Cependant, j'invite tout le monde à porter un regard critique sur tout ce qu'on voit (spécialement les images que nous donnent les médias!) et même d'être critiques sur nôtre regard. Il s'agit d'un processus continu d'interprétation, fatigant, certes, mais je que j'utilise constamment. Salutations Africaines!
Ivan : Merci Ariel pour ton commentaire.
Oui c'est difficile de voir
cela demande une immobilité de l'esprit
un grand silence intérieur prêt à accueillir ce qui surgit
beaucoup d'énergie
une attention pénétrante
une grande lucidité
mais c'est possible, là, maintenant, tout de suite
c'est même tout à fait possible !
Ariel Martin : Très bien!
Il me vient à l'esprit tout-à-l'heure, la fois où mes parents sont venus en France. Je les ai amenés au musée d'Orsay, là où j'avais fait une visite guidée avec mon école peu de temps avant. Mais la vision de mes parents était tout-à-fait différente de celle de mon professeur. Ils ne connaissaient rien du contexte historique, culturel ou artistique des ouvrages, mais ils arrivaient à voir des choses d'une manière très directe et sans intermediaires: la tragédie familiale de l'Ugolino de Carpeaux, le sens érotique de certains ouvrages (oh combien négligé para l'éducation academiciste), la force des éclairages nocturnes, la déformation étrange infligée aux femmes dans la sculpture post-Rodin...
Notre vision n'est pas exactement la même (la mienne est plus prôche de celle de mon père que de celle de ma mère), mais je pense qu'on à appris beacoup de choses ce jour-là...
Commentaire d'Habib :
Merci Ivan, ton blog est un havre de paix et d'ouverture sur le monde. Je viens de passer une heure à surfer sur les sites d'information, en parcourant ça et là des articles et commentaires sur l'identité nationale, l'islam, l'être Français. Je me sens étranger (encore) à tout cela....je n'ai même plus la nausée habituelle, je lis, je vois, j'observe et j'ai des envies d'ailleurs.
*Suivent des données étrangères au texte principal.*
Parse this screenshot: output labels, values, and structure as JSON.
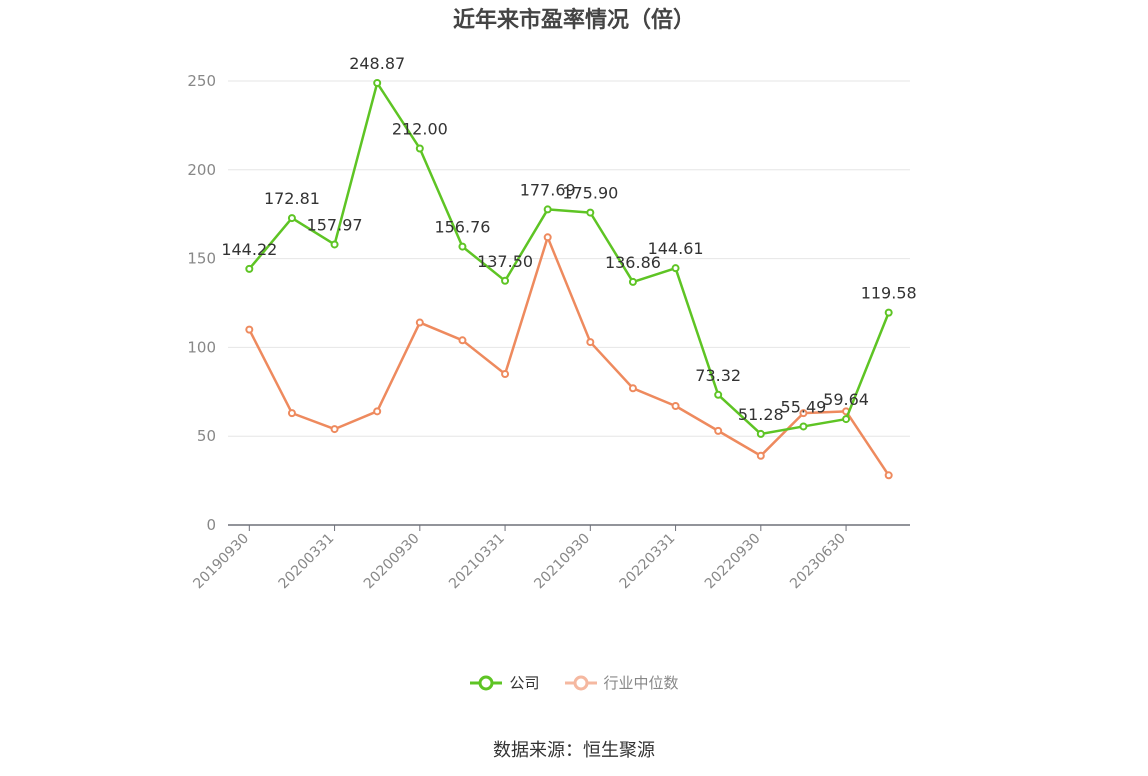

Commentaire de Frédéric Delalot :
Voir les choses pour la première fois, souvent s'apercevoir que nos habitudes et nos pensées nous ont trahi. Ce que l'on prenait pour vrai par admiration de l'ego et qui n'était que passé des illusions. C'est dur, parfois, et cruel de distinguer chaque élément, de ressentir pulsions et schémas trompeurs. Et pourtant, si on ne le fait pas, ici et maintenant, libéré de toute forme préconçue, de tout attachement biaisé - faut-il avoir ce courage sans espoir de retour... -, quand le fera-t-on? Probablement jamais, et on sera passé à côté, à défaut d'au-delà. Est-ce mieux?
Est-on alors davantage qu'une conscience devenue claire pour prétendre circonscrire l'indicible au moyen de l'illusoire?